When swapping debt makes sense in retirement
Managing debt is challenging at any stage of life, but it becomes particularly burdensome for older adults who are no longer working. The pressure of making debt payments in retirement can significantly impact their quality of life. Understanding the types of debt older Americans carry can shed light on potential solutions to ease their financial strain.
Types of Debt Among Seniors
A recent analysis by MarketWatch, using the Federal Reserve’s 2022 data, highlights the debt landscape for Americans aged 65 and older. It shows that nearly 65% of those aged 65-74 have some form of housing or non-housing debt. This figure drops to about 50% for individuals aged 75 and above.
Mortgage Debt
For those aged 65-74, the average mortgage balance in 2022 was $175,670. Meanwhile, those aged 75 and older carried an average mortgage balance of $138,700. These balances have only seen slight reductions over time. This trend is often due to older homeowners refinancing their homes or opting for cash-out refinances during periods of favorable interest rates.
Credit card debt is less prevalent among older Americans. According to MarketWatch, 34% of individuals aged 65-74 maintain a credit card balance. This percentage slightly decreases to 29.8% for those aged 75 and older, indicating a reduced reliance on credit cards in their retirement years.
Medical Debt
As people age, medical expenses inevitably rise, leading to an increase in unpaid medical bills. The Consumer Financial Protection Bureau (CFPB) reported that in 2020, nearly 4 million Americans aged 65 and older, or 7% of this age group, had outstanding medical bills. Many seniors questioned the accuracy of these bills, with 44% disputing charges and 68% delaying payment in anticipation of insurance covering the costs.
Considering Debt Swaps
The combined burden of mortgage, auto, medical, and credit card debt can significantly impact the finances of older Americans living on fixed incomes.
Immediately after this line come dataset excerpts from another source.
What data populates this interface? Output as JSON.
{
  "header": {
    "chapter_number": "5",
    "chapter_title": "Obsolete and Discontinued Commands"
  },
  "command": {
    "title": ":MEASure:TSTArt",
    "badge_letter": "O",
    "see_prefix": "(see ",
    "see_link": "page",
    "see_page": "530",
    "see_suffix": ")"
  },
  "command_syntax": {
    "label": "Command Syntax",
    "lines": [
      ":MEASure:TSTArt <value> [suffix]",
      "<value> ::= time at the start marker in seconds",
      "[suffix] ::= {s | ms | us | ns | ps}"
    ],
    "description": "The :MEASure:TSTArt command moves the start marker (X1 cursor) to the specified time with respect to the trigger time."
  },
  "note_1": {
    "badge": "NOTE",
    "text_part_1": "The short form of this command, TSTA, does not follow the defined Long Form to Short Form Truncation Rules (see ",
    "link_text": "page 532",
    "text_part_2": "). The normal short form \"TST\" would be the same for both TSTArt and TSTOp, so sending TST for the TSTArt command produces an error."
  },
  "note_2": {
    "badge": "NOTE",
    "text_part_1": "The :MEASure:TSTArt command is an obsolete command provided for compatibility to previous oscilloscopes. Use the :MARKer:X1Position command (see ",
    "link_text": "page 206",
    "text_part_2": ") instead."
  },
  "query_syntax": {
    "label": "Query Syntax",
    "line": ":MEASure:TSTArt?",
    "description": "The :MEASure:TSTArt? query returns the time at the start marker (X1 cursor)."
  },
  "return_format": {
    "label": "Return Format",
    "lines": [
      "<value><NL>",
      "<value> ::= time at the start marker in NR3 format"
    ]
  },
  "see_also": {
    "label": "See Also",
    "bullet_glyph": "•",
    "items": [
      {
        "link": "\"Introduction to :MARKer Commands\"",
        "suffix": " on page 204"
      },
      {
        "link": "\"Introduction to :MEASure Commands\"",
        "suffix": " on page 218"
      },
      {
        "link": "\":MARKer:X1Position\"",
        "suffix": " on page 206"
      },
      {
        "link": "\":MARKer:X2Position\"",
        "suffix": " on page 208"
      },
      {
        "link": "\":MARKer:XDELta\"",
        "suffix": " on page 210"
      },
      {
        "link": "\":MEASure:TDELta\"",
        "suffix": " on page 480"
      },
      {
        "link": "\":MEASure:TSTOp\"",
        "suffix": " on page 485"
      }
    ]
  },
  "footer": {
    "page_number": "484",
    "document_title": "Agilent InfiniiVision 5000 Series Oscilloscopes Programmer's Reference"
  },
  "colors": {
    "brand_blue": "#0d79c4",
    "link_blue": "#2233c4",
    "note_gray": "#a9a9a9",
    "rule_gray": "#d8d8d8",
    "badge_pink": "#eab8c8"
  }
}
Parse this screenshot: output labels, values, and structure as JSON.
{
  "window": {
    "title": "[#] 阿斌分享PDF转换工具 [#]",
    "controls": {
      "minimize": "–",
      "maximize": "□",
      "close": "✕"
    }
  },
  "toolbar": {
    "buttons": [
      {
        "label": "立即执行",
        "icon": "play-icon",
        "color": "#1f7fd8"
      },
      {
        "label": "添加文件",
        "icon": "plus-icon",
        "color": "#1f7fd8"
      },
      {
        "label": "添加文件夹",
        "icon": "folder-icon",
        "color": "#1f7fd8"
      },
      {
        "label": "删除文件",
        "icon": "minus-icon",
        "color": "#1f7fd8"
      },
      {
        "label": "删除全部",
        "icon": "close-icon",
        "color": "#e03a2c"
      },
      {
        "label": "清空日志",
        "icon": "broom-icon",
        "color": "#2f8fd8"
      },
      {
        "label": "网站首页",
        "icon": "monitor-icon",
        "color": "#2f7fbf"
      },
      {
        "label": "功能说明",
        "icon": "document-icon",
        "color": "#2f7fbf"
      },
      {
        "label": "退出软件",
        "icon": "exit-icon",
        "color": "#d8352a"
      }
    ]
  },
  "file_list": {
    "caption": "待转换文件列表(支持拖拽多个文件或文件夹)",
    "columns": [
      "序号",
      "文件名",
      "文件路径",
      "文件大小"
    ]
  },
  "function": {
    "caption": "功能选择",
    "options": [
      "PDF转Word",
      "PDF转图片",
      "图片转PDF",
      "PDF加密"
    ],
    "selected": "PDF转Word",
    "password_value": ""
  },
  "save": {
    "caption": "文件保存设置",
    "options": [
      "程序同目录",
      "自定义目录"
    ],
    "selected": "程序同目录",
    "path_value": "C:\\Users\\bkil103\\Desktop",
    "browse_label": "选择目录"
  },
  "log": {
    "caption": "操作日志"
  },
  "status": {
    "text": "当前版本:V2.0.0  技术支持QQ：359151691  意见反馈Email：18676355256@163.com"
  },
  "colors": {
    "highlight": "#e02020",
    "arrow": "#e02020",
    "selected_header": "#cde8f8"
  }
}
This raises important questions: How long should they continue to manage these debt payments in retirement? Is it worth the continued financial stress of required monthly payments for possibly another decade or more? How much could their quality of life improve without this debt burden?
One potential solution is to consider a reverse mortgage, which allows older homeowners to eliminate required monthly payments by converting their existing debt into a reverse mortgage. For instance, shifting a monthly debt payment of $1,500 into a reverse mortgage could free up $18,000 annually in cash flow. While a reverse mortgage does not eliminate the debt, it restructures it into a loan with flexible repayment terms.
Evaluating Debt Structure
Ultimately, the focus should not solely be on how much debt older Americans carry but on how their debt is managed and structured. If monthly payments become unmanageable, exploring options like a reverse mortgage could provide significant financial relief. By restructuring debt, older adults may enhance their quality of life, reducing stress and increasing their financial flexibility in retirement.